This article is a guest contribution by Richard Thies, Northern Trust.
April 20, 2010
There comes a time in every man's life when he must say goodbye to old friends. This process can be difficult, but sometimes your old friends are nothing but a bad influence. The exceptionally accommodative monetary policy shared by the US and Canada has become a bad influence on the Canadians. When the Fed said it was going to 'keep rates low for an extended period,' the Bank of Canada (BOC) enacted a 'conditional commitment' to do the same through Q2 2010. But as often happens, the two friends drifted apart and with each passing data release it became clear that the Canadians really were no longer in the same boat as the US. This morning, the BOC paved the exit-road by ending their conditional commitment to keep rates at 0.25%, setting the stage for a June hike of the overnight rate.

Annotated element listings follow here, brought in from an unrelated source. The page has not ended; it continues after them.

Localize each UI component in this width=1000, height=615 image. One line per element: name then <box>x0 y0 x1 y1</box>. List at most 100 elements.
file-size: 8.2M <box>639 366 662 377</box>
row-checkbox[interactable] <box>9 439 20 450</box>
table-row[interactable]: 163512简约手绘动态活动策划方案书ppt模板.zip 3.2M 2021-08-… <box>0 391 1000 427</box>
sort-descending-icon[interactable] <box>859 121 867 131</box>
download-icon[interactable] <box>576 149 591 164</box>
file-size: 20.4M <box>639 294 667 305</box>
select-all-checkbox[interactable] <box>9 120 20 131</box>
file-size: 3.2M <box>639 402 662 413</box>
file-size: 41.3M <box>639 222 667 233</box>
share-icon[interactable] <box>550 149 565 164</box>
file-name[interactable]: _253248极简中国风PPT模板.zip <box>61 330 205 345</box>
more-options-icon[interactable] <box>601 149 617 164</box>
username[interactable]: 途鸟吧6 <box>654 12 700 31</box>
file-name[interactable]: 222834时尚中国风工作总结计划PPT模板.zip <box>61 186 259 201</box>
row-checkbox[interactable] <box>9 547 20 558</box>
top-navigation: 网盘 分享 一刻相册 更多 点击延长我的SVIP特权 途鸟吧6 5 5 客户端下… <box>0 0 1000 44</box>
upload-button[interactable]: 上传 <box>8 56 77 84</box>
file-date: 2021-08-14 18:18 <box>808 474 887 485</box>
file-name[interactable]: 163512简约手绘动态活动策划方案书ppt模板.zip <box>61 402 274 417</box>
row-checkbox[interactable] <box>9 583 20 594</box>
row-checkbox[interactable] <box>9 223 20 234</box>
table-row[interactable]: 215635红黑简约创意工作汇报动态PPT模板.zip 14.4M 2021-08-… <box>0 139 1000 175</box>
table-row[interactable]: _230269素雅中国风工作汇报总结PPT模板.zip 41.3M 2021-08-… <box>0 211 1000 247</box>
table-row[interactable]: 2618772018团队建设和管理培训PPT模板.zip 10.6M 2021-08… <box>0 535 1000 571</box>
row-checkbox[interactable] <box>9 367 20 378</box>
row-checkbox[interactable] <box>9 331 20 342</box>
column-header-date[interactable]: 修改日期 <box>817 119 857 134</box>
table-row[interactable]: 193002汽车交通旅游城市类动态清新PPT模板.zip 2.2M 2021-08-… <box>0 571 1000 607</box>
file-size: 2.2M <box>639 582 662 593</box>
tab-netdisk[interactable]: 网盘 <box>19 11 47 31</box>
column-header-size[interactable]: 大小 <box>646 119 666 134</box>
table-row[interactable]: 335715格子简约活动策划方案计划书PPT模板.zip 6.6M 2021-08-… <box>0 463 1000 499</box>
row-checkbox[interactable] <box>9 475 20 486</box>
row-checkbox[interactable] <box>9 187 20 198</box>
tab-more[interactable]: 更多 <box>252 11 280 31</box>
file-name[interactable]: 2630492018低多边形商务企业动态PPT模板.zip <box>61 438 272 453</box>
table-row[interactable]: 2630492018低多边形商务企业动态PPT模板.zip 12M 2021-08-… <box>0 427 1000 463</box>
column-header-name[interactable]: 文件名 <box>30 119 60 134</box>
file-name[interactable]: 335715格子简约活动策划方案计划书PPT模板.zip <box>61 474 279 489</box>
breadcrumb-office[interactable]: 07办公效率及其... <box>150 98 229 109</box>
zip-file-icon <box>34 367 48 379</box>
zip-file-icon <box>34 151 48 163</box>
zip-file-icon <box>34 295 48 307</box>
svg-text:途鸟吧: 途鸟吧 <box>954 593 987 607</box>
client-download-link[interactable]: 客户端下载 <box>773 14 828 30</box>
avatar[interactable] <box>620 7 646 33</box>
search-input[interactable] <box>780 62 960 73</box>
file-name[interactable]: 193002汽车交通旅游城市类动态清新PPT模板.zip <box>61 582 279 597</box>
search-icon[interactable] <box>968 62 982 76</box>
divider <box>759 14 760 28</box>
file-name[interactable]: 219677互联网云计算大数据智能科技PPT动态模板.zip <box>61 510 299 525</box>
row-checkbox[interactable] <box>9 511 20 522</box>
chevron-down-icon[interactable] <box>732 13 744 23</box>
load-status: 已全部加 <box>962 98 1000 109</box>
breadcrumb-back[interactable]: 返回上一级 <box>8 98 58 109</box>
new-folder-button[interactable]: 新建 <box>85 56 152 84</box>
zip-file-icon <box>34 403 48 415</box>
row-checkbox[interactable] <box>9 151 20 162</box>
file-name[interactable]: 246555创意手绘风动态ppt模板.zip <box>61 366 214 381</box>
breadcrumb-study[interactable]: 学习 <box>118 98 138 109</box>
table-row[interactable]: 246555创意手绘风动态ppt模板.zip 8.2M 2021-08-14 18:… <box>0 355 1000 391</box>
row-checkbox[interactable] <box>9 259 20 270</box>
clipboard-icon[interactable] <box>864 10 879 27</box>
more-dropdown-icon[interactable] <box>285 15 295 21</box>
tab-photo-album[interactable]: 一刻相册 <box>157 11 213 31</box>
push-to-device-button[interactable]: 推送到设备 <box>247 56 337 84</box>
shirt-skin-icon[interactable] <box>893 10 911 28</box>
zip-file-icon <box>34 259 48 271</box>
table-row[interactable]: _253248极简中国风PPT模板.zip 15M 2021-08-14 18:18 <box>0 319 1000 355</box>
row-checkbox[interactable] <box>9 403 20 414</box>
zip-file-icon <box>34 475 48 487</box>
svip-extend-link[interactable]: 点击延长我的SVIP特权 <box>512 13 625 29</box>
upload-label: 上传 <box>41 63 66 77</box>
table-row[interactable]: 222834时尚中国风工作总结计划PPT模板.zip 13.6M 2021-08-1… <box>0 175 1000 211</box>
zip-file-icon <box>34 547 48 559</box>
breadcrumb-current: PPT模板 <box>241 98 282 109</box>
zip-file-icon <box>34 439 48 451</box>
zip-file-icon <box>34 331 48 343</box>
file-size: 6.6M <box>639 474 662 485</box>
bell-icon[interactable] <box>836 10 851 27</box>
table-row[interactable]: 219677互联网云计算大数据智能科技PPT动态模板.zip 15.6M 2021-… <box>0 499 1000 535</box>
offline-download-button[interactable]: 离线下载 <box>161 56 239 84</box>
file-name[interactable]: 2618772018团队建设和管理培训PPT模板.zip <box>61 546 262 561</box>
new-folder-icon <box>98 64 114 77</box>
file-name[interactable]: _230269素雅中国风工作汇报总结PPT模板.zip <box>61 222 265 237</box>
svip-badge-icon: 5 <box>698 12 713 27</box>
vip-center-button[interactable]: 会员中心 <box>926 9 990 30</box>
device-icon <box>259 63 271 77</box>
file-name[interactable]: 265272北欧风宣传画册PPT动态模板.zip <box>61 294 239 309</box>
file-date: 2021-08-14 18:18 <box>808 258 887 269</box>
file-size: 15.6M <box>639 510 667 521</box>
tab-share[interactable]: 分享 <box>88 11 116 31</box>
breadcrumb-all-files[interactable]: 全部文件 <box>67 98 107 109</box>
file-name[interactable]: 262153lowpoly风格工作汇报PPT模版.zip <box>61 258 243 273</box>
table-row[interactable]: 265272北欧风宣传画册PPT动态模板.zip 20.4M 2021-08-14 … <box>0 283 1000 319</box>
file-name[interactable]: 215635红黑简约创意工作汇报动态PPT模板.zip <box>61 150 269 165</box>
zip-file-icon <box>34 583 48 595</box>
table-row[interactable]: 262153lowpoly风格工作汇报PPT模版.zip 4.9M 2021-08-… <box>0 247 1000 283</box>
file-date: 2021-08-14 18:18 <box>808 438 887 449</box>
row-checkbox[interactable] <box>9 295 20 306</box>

Barring a major surprise, Canada will thereby become the first G7 country to begin its tightening cycle. The main factors influencing their decision appear to have been the heady rebound of the housing market and recent headline inflation numbers (Charts 2 and 3) as well as exceptional fiscal stimulus unexpectedly spilling over into the early part of this year, further fueling economic activity. Despite these reasons, it is not without some reservation that the BOC waves goodbye to the Fed, on what is likely to be a steadily widening rate spread between the two nations - the spread will likely be around 125 bps by the end of the year. The persistent strength of the C$ is a problem for Canada's large export sector and the tightening will exacerbate this issue, further impairing US consumption of Canadian goods (though it is good news for upstate New York shop owners). Also, the Canadian economy, while benefiting from commodity demand in emerging markets is still reliant on a rebound in the rest of the industrialized world. In spite of the continued drags, the BOC expects the economy to return to full capacity by Q2 2010 and to experience growth of 3.7% this year, compared to our estimate of a 2.8% expansion in the US. So, goodbye old friend, we'll see you on the exit road sometime next year.